Passage of a Calderon tax bill will help shore up support for other initiatives, said John Welch, a senior Latin America economist at Lehman Brothers Holdings in New York. ''Momentum is very important,'' Welch said.

The opposition is galvanizing its forces after the pension defeat. ''We were completely unprepared,'' said Manuel Camacho Solis, a member of the Ample Progressive Front, a coalition led by the Party of the Democratic Revolution, or PRD, one of the two main opposition parties. ''Now we're preparing ourselves so that this doesn't happen again.''

The PRD has vowed to block any tax increase that it says hurts the poor and to prevent the sale of Mexico's oil assets.

Calderon won the pension vote by winning the backing of the other main opposition party, the Institutional Revolutionary Party, or PRI, which governed Mexico for decades. Coming off its worst defeat in the 2006 presidential election, PRI is betting it can improve its public image by backing some of Calderon's economic initiatives, said Roberto Madrazo, who was president of PRI during most of Fox's administration and its 2006 presidential candidate.
 
''This is possible because President Calderon is willing to achieve agreements, which we didn't see with President Fox,'' Madrazo said.

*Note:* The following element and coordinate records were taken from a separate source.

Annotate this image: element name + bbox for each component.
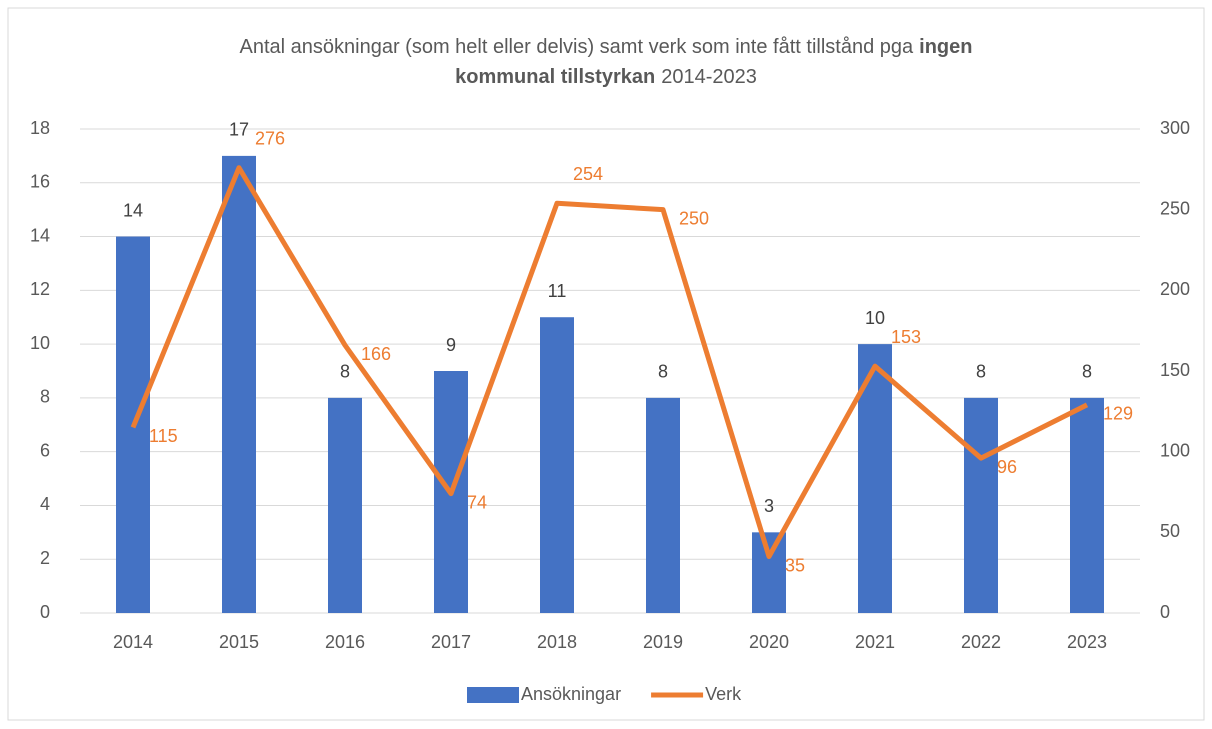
x-tick-label: 2017 xyxy=(431,632,471,652)
y-tick-label: 18 xyxy=(30,118,50,138)
title-line: Antal ansökningar (som helt eller delvis… xyxy=(240,36,973,58)
legend-swatch xyxy=(467,687,519,703)
legend-label: Ansökningar xyxy=(521,684,621,704)
bar xyxy=(328,397,362,613)
line-value-label: 250 xyxy=(679,208,709,228)
bar-value-label: 11 xyxy=(548,281,567,301)
title-line: kommunal tillstyrkan 2014-2023 xyxy=(455,66,757,88)
x-tick-label: 2019 xyxy=(643,632,683,652)
line-value-label: 254 xyxy=(573,164,603,184)
bar xyxy=(1070,397,1104,613)
bar xyxy=(646,397,680,613)
line-value-label: 35 xyxy=(785,555,805,575)
bar xyxy=(752,532,786,613)
y-tick-label: 14 xyxy=(30,225,50,245)
line-value-label: 96 xyxy=(997,457,1017,477)
x-tick-label: 2020 xyxy=(749,632,789,652)
x-tick-label: 2016 xyxy=(325,632,365,652)
y2-tick-label: 200 xyxy=(1160,279,1190,299)
y2-tick-label: 150 xyxy=(1160,360,1190,380)
x-tick-label: 2023 xyxy=(1067,632,1107,652)
y2-tick-label: 100 xyxy=(1160,440,1190,460)
legend-label: Verk xyxy=(705,684,742,704)
line-value-label: 276 xyxy=(255,128,285,148)
bar xyxy=(222,155,256,613)
x-tick-label: 2018 xyxy=(537,632,577,652)
y-tick-label: 8 xyxy=(40,387,50,407)
bar-value-label: 14 xyxy=(123,200,143,220)
y2-tick-label: 250 xyxy=(1160,198,1190,218)
bar xyxy=(964,397,998,613)
title-segment: ingen xyxy=(919,36,972,58)
y-tick-label: 4 xyxy=(40,494,50,514)
y-tick-label: 12 xyxy=(30,279,50,299)
x-tick-label: 2021 xyxy=(855,632,895,652)
x-tick-label: 2022 xyxy=(961,632,1001,652)
x-tick-label: 2014 xyxy=(113,632,153,652)
y-tick-label: 2 xyxy=(40,548,50,568)
x-tick-label: 2015 xyxy=(219,632,259,652)
bar xyxy=(540,317,574,613)
title-segment: Antal ansökningar (som helt eller delvis… xyxy=(240,36,915,58)
y-tick-label: 10 xyxy=(30,333,50,353)
y-tick-label: 6 xyxy=(40,440,50,460)
bar-value-label: 9 xyxy=(446,335,456,355)
bar-value-label: 8 xyxy=(1082,362,1092,382)
bar-value-label: 17 xyxy=(229,120,249,140)
chart-frame xyxy=(7,7,1205,721)
y2-tick-label: 0 xyxy=(1160,602,1170,622)
title-segment: 2014-2023 xyxy=(661,66,757,88)
bar-value-label: 8 xyxy=(976,362,986,382)
bar-value-label: 3 xyxy=(764,496,774,516)
title-segment: kommunal tillstyrkan xyxy=(455,66,655,88)
y2-tick-label: 50 xyxy=(1160,521,1180,541)
line xyxy=(130,165,1089,560)
bar-value-label: 8 xyxy=(340,362,350,382)
line-value-label: 115 xyxy=(149,426,178,446)
line-value-label: 153 xyxy=(891,327,921,347)
y2-tick-label: 300 xyxy=(1160,118,1190,138)
y-tick-label: 0 xyxy=(40,602,50,622)
line-value-label: 74 xyxy=(467,492,487,512)
line-value-label: 129 xyxy=(1103,404,1133,424)
line-value-label: 166 xyxy=(361,344,391,364)
bar-value-label: 10 xyxy=(865,308,885,328)
y-tick-label: 16 xyxy=(30,172,50,192)
bar-value-label: 8 xyxy=(658,362,668,382)
chart-title: Antal ansökningar (som helt eller delvis… xyxy=(240,36,973,88)
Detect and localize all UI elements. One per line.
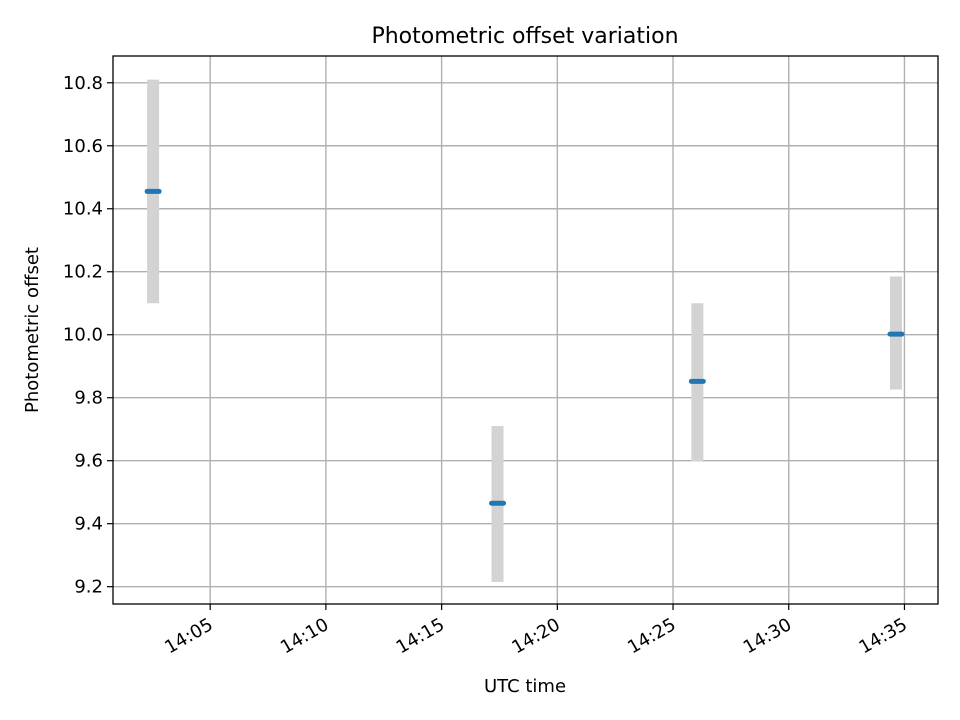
y-tick-label: 10.0 (63, 325, 103, 346)
x-tick-label: 14:15 (393, 614, 448, 658)
grid (113, 56, 938, 604)
y-tick-label: 10.4 (63, 199, 103, 220)
y-tick-label: 10.8 (63, 73, 103, 94)
plot-frame (112, 55, 939, 605)
y-tick-label: 10.2 (63, 262, 103, 283)
y-axis-ticks: 9.2 9.4 9.6 9.8 10.0 10.2 10.4 10.6 10.8 (63, 73, 113, 598)
x-axis-ticks: 14:05 14:10 14:15 14:20 14:25 14:30 14:35 (161, 604, 911, 658)
x-tick-label: 14:35 (856, 614, 911, 658)
y-tick-label: 9.2 (74, 577, 103, 598)
y-tick-label: 10.6 (63, 136, 103, 157)
x-tick-label: 14:30 (740, 614, 795, 658)
y-axis-label: Photometric offset (22, 247, 43, 413)
y-tick-label: 9.4 (74, 514, 103, 535)
x-tick-label: 14:20 (508, 614, 563, 658)
y-tick-label: 9.6 (74, 451, 103, 472)
x-tick-label: 14:05 (161, 614, 216, 658)
x-tick-label: 14:25 (624, 614, 679, 658)
chart-title: Photometric offset variation (371, 24, 678, 49)
x-tick-label: 14:10 (277, 614, 332, 658)
data-points (144, 188, 905, 506)
y-tick-label: 9.8 (74, 388, 103, 409)
x-axis-label: UTC time (484, 676, 566, 697)
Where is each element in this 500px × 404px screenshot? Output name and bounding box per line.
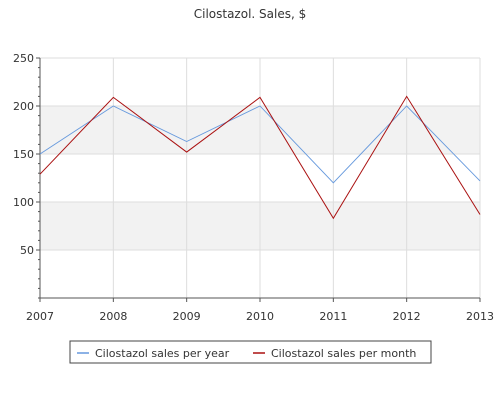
- x-axis: 2007 2008 2009 2010 2011 2012 2013: [26, 297, 494, 323]
- y-tick-label: 50: [20, 244, 34, 257]
- x-tick-label: 2009: [173, 310, 201, 323]
- x-tick-label: 2008: [99, 310, 127, 323]
- x-tick-label: 2012: [393, 310, 421, 323]
- gridlines: [39, 57, 481, 298]
- y-axis: 50 100 150 200 250: [13, 52, 41, 299]
- y-tick-label: 250: [13, 52, 34, 65]
- y-tick-label: 200: [13, 100, 34, 113]
- x-tick-label: 2011: [319, 310, 347, 323]
- series-layer: [39, 95, 481, 220]
- x-tick-label: 2013: [466, 310, 494, 323]
- legend-label-per-month: Cilostazol sales per month: [271, 347, 416, 360]
- legend-box: [69, 340, 432, 364]
- series-line-per-year: [39, 105, 481, 184]
- x-tick-label: 2010: [246, 310, 274, 323]
- legend-label-per-year: Cilostazol sales per year: [95, 347, 230, 360]
- x-tick-label: 2007: [26, 310, 54, 323]
- chart-title: Cilostazol. Sales, $: [194, 7, 307, 21]
- y-tick-label: 150: [13, 148, 34, 161]
- series-line-per-month: [39, 95, 481, 220]
- y-tick-label: 100: [13, 196, 34, 209]
- legend: Cilostazol sales per year Cilostazol sal…: [69, 340, 432, 364]
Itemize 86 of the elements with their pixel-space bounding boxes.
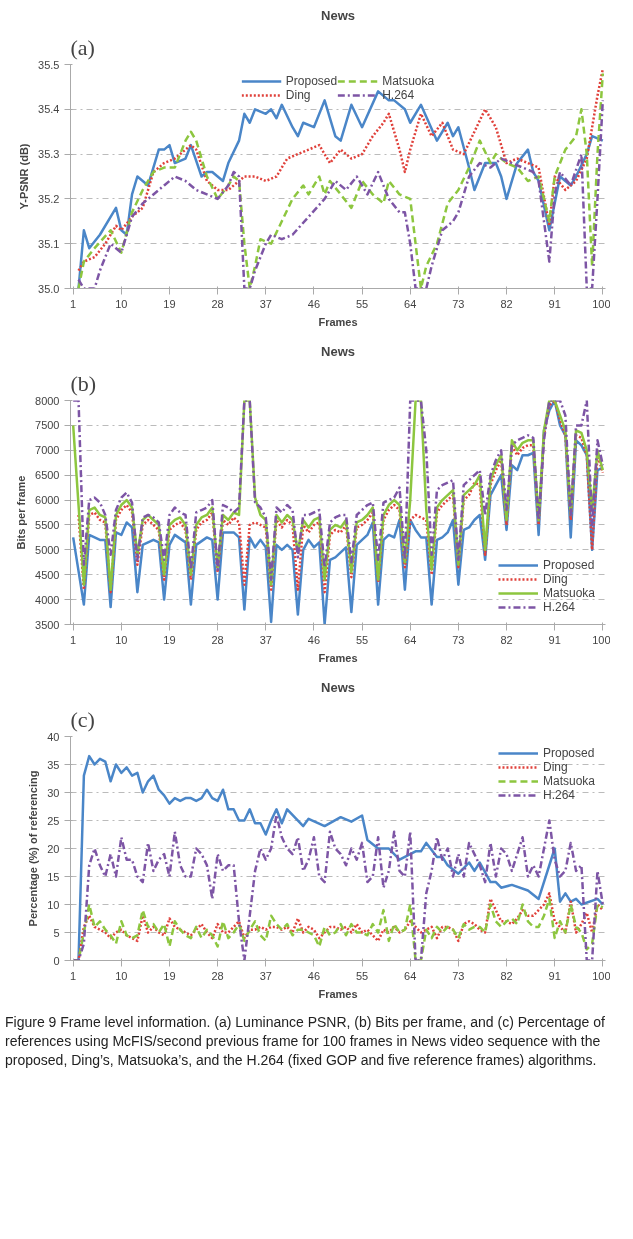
legend-label: Matsuoka (542, 586, 595, 600)
x-tick-label: 100 (592, 969, 611, 982)
legend-label: Ding (285, 88, 311, 102)
x-axis-title: Frames (318, 651, 358, 664)
y-tick-label: 8000 (35, 394, 60, 407)
x-tick-label: 91 (548, 969, 561, 982)
legend-label: Matsuoka (542, 774, 595, 788)
y-tick-label: 20 (47, 842, 60, 855)
x-tick-label: 64 (404, 297, 417, 310)
y-tick-label: 40 (47, 730, 60, 743)
legend-label: Matsuoka (382, 74, 435, 88)
legend-label: Ding (542, 572, 568, 586)
y-tick-label: 4500 (35, 568, 60, 581)
legend-label: Ding (542, 760, 568, 774)
x-tick-label: 1 (70, 297, 77, 310)
y-tick-label: 4000 (35, 593, 60, 606)
y-tick-label: 35 (47, 758, 60, 771)
legend-label: H.264 (542, 600, 575, 614)
y-tick-label: 5000 (35, 543, 60, 556)
x-tick-label: 46 (307, 633, 321, 646)
x-tick-label: 82 (500, 969, 513, 982)
x-tick-label: 73 (452, 969, 465, 982)
x-tick-label: 37 (259, 633, 272, 646)
x-tick-label: 55 (355, 633, 369, 646)
legend-label: H.264 (382, 88, 415, 102)
text: (c) (70, 706, 95, 732)
y-tick-label: 10 (47, 898, 60, 911)
y-tick-label: 6000 (35, 494, 60, 507)
x-tick-label: 10 (115, 297, 128, 310)
x-tick-label: 55 (355, 969, 369, 982)
chart-title: News (321, 343, 355, 359)
chart-title: News (321, 679, 355, 695)
legend-label: H.264 (542, 788, 575, 802)
y-tick-label: 5500 (35, 518, 60, 531)
x-tick-label: 82 (500, 633, 513, 646)
x-tick-label: 46 (307, 969, 321, 982)
x-tick-label: 100 (592, 633, 611, 646)
y-tick-label: 7500 (35, 419, 60, 432)
x-tick-label: 64 (404, 969, 417, 982)
y-tick-label: 25 (47, 814, 60, 827)
legend-label: Proposed (542, 746, 595, 760)
x-tick-label: 10 (115, 969, 128, 982)
x-tick-label: 19 (163, 633, 176, 646)
y-tick-label: 35.5 (38, 58, 60, 71)
y-axis-title: Percentage (%) of referencing (27, 770, 40, 927)
text: (a) (70, 34, 95, 60)
x-tick-label: 28 (211, 969, 224, 982)
caption: Figure 9 Frame level information. (a) Luminance PSNR, (b) Bits per frame, and (c) Percentage of references using McFIS/second previous frame for 100 frames in News video sequence with the proposed, Ding’s, Matsuoka’s, and the H.264 (fixed GOP and five reference frames) algorithms. (5, 1013, 605, 1070)
x-tick-label: 19 (163, 969, 176, 982)
x-tick-label: 55 (355, 297, 369, 310)
x-tick-label: 1 (70, 969, 77, 982)
x-tick-label: 28 (211, 633, 224, 646)
y-tick-label: 35.2 (38, 192, 60, 205)
x-tick-label: 91 (548, 633, 561, 646)
x-tick-label: 1 (70, 633, 77, 646)
y-tick-label: 35.4 (38, 103, 60, 116)
y-tick-label: 6500 (35, 469, 60, 482)
x-tick-label: 37 (259, 969, 272, 982)
y-tick-label: 30 (47, 786, 60, 799)
x-tick-label: 73 (452, 633, 465, 646)
y-axis-title: Bits per frame (15, 475, 28, 550)
x-tick-label: 82 (500, 297, 513, 310)
x-axis-title: Frames (318, 315, 358, 328)
x-axis-title: Frames (318, 987, 358, 1000)
x-tick-label: 19 (163, 297, 176, 310)
x-tick-label: 100 (592, 297, 611, 310)
x-tick-label: 73 (452, 297, 465, 310)
x-tick-label: 28 (211, 297, 224, 310)
y-tick-label: 35.3 (38, 148, 60, 161)
legend-label: Proposed (542, 558, 595, 572)
y-tick-label: 7000 (35, 444, 60, 457)
y-tick-label: 15 (47, 870, 60, 883)
x-tick-label: 37 (259, 297, 272, 310)
y-tick-label: 5 (53, 926, 60, 939)
text: (b) (70, 370, 97, 396)
y-tick-label: 35.1 (38, 237, 60, 250)
x-tick-label: 46 (307, 297, 321, 310)
x-tick-label: 91 (548, 297, 561, 310)
y-tick-label: 0 (53, 954, 60, 967)
x-tick-label: 10 (115, 633, 128, 646)
y-tick-label: 3500 (35, 618, 60, 631)
legend-label: Proposed (285, 74, 338, 88)
x-tick-label: 64 (404, 633, 417, 646)
chart-title: News (321, 7, 355, 23)
y-axis-title: Y-PSNR (dB) (18, 143, 31, 210)
y-tick-label: 35.0 (38, 282, 60, 295)
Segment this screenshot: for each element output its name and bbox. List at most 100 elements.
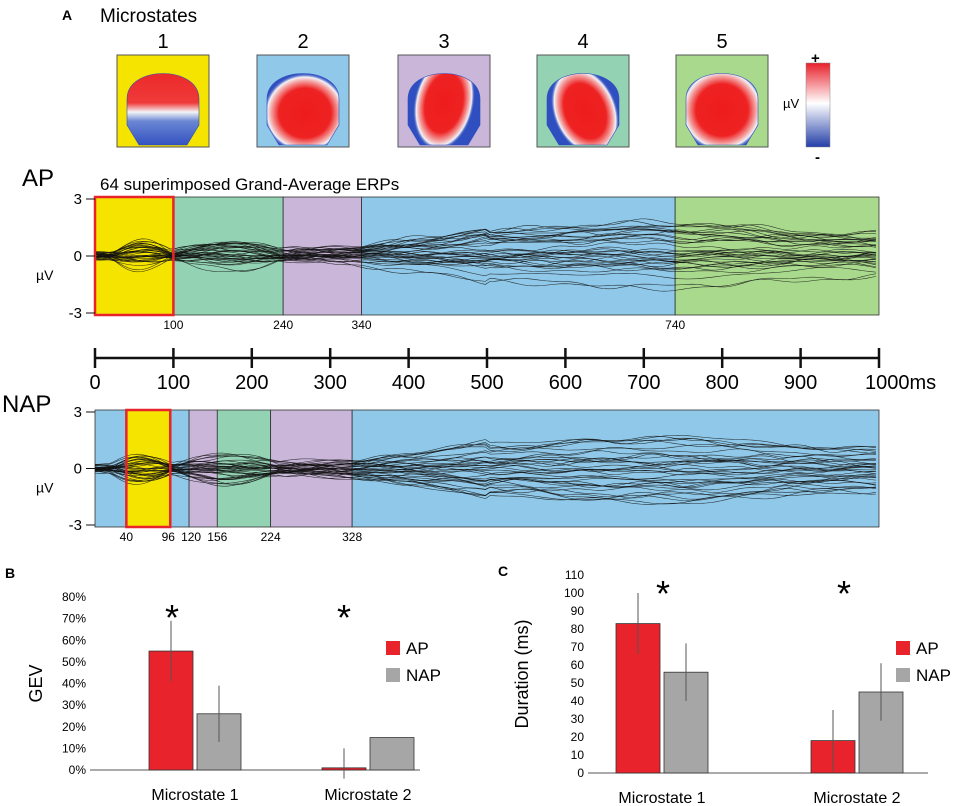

The alliance is fragile. In February, less than a month before PRI helped him pass the pension bill, it embarrassed Calderon by rejecting his nominee for the central bank's five-member board.

Calderon cannot count on any votes from PRD, so if PRI resumes a strategy of opposing every government initiative, as it did under Fox, little will be accomplished. ''If they go that way, then even the personal lobbying by Calderon won't make a difference,'' said Federico Estevez, a professor of political science at the Autonomous Institute of Technology of Mexico here.

The president faces an uphill battle on his tax bill in any event. In a bill sent to Congress on Wednesday, Calderon proposed a minimum corporate tax of 19 percent of net revenue by 2009. Though companies are now required to pay 28 percent, many reduce the amount, sometimes to zero, through deductions, Finance Ministry officials say.
Armando Paredes, head of Mexico's Business Coordinating Council, said his group was withholding judgment on the tax change. ''We'll have to see how it affects different sectors,'' he said.
 
The Senate president, Manlio Fabio Beltrones, a PRI leader, said any tax bill would be ''incomplete'' if it did not include a reduction in the heavy taxes paid by Pemex, which amounted to 38 percent of federal revenue in 2006. ''This reform is much more complicated than the new pension-reform law,'' said Jorge Estefan Chidiac, a PRI member who heads the Finance Committee in the lower house of Congress.